Less than six months after the James & Shakspeare stock was marketed, the white pepper corner was ready for a grand smash. The price had been squeezed up from 18¢ per Ib. to 31¢. But a bumper crop was in prospect, and vast quantities of hitherto unsuspected pepper were being shaken out of China. Mr. Howeson made one attempt to sell a restriction scheme to pepper producing countries, but this time that method of bailing himself out did not work. "By February [1935]," said the Public Prosecutor, "the game was ended."

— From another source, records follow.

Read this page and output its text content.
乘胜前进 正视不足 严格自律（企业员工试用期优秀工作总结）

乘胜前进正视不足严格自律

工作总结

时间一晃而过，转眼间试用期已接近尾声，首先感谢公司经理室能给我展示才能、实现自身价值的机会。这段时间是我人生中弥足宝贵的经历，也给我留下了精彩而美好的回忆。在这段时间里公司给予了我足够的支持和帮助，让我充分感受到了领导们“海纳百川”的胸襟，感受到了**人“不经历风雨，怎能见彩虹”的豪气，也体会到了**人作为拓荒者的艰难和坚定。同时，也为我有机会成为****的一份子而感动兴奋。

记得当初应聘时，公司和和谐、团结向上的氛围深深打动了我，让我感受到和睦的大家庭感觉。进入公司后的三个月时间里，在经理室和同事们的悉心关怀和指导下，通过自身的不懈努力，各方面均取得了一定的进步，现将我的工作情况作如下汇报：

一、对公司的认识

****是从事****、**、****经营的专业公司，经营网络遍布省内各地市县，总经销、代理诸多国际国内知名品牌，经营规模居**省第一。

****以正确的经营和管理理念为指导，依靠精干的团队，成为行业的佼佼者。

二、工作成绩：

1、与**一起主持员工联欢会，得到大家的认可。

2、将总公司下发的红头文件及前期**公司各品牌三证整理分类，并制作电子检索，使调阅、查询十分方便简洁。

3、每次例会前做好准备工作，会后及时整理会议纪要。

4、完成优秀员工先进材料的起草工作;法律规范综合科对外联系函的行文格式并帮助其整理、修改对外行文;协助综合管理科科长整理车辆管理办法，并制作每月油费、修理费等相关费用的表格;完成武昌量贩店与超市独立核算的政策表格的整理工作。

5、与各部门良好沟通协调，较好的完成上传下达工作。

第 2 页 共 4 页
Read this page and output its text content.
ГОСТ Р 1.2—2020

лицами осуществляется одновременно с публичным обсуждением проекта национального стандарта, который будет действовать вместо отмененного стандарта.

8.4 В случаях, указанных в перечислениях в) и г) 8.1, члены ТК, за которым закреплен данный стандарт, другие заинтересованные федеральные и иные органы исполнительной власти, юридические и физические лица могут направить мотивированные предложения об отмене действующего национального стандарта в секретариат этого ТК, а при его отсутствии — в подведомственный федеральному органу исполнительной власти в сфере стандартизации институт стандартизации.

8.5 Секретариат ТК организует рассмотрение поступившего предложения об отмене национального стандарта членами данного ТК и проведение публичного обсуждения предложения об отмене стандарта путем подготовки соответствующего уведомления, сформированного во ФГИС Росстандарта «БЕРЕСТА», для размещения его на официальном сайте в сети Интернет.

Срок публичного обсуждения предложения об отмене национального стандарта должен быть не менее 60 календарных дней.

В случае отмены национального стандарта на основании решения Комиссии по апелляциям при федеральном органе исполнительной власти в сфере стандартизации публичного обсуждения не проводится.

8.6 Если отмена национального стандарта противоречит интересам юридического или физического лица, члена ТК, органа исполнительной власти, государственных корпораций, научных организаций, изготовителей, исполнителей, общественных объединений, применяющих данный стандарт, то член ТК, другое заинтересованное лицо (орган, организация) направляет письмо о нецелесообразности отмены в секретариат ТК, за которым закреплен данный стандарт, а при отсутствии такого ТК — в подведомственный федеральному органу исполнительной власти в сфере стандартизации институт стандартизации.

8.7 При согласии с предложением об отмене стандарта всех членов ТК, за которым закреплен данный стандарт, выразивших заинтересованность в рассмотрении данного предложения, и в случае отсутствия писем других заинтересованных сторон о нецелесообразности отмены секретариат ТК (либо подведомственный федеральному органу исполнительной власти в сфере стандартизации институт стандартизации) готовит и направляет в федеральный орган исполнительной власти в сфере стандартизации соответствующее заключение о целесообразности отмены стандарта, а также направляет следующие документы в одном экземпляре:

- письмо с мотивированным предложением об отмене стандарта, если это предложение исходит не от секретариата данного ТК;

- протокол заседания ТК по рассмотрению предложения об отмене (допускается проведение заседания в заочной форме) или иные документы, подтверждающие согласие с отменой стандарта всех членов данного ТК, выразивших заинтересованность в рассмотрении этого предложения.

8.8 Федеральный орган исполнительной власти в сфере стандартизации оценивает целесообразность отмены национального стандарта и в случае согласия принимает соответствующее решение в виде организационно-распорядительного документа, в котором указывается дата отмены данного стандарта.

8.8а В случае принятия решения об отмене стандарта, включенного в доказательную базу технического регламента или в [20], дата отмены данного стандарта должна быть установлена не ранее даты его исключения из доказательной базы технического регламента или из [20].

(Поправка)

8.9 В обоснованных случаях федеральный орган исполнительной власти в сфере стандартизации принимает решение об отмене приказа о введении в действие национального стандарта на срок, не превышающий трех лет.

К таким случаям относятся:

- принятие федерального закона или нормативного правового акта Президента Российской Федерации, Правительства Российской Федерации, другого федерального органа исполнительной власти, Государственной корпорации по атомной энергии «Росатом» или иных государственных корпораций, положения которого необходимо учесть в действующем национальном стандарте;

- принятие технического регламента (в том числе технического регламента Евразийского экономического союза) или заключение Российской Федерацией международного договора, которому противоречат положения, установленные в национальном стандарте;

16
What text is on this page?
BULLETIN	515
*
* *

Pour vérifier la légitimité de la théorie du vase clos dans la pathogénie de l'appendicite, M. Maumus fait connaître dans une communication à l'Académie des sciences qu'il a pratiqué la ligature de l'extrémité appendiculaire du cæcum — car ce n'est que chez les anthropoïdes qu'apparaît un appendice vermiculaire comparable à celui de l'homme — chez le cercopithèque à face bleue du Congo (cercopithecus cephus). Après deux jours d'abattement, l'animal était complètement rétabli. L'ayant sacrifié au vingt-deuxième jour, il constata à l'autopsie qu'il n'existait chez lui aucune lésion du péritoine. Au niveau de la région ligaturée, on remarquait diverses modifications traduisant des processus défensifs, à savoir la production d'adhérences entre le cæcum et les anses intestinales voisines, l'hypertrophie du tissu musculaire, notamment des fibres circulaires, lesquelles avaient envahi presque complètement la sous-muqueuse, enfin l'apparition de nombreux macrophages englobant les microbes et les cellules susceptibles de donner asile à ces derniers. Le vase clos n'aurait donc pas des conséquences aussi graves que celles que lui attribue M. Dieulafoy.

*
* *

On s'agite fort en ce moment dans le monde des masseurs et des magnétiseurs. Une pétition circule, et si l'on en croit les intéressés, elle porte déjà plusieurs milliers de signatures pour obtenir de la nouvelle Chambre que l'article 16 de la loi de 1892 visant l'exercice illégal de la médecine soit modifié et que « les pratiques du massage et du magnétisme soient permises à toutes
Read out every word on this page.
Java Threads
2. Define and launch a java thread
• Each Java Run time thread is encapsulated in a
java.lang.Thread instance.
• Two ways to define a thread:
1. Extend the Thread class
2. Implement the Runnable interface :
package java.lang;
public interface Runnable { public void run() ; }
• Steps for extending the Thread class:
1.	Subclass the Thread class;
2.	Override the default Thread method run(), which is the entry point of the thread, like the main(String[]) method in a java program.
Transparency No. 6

James & Shakspeare failed, wiping out stockholders and pulling down other commodity houses: Garabed Bishirgian, his counsel related, "is now without any money at all. Indeed, he is insolvent."
In charging the jury last week, Justice Sir Cyril Atkinson meticulously pointed out that the prospectus, not the corner, was the thing to be weighed. "If you can corner a commodity, corner it by all means," said the bewigged justice who, in a British law suit involving Chrysler Corp., observed from the Bench that Walter P. Chrysler's standard of business morality seemed "lamentably low" (TIME, Nov. 25).
"There is no law against it," Sir Cyril continued on the subject of corners. "You may think it isn't a very nice thing to do, but there is nothing legally wrong about it."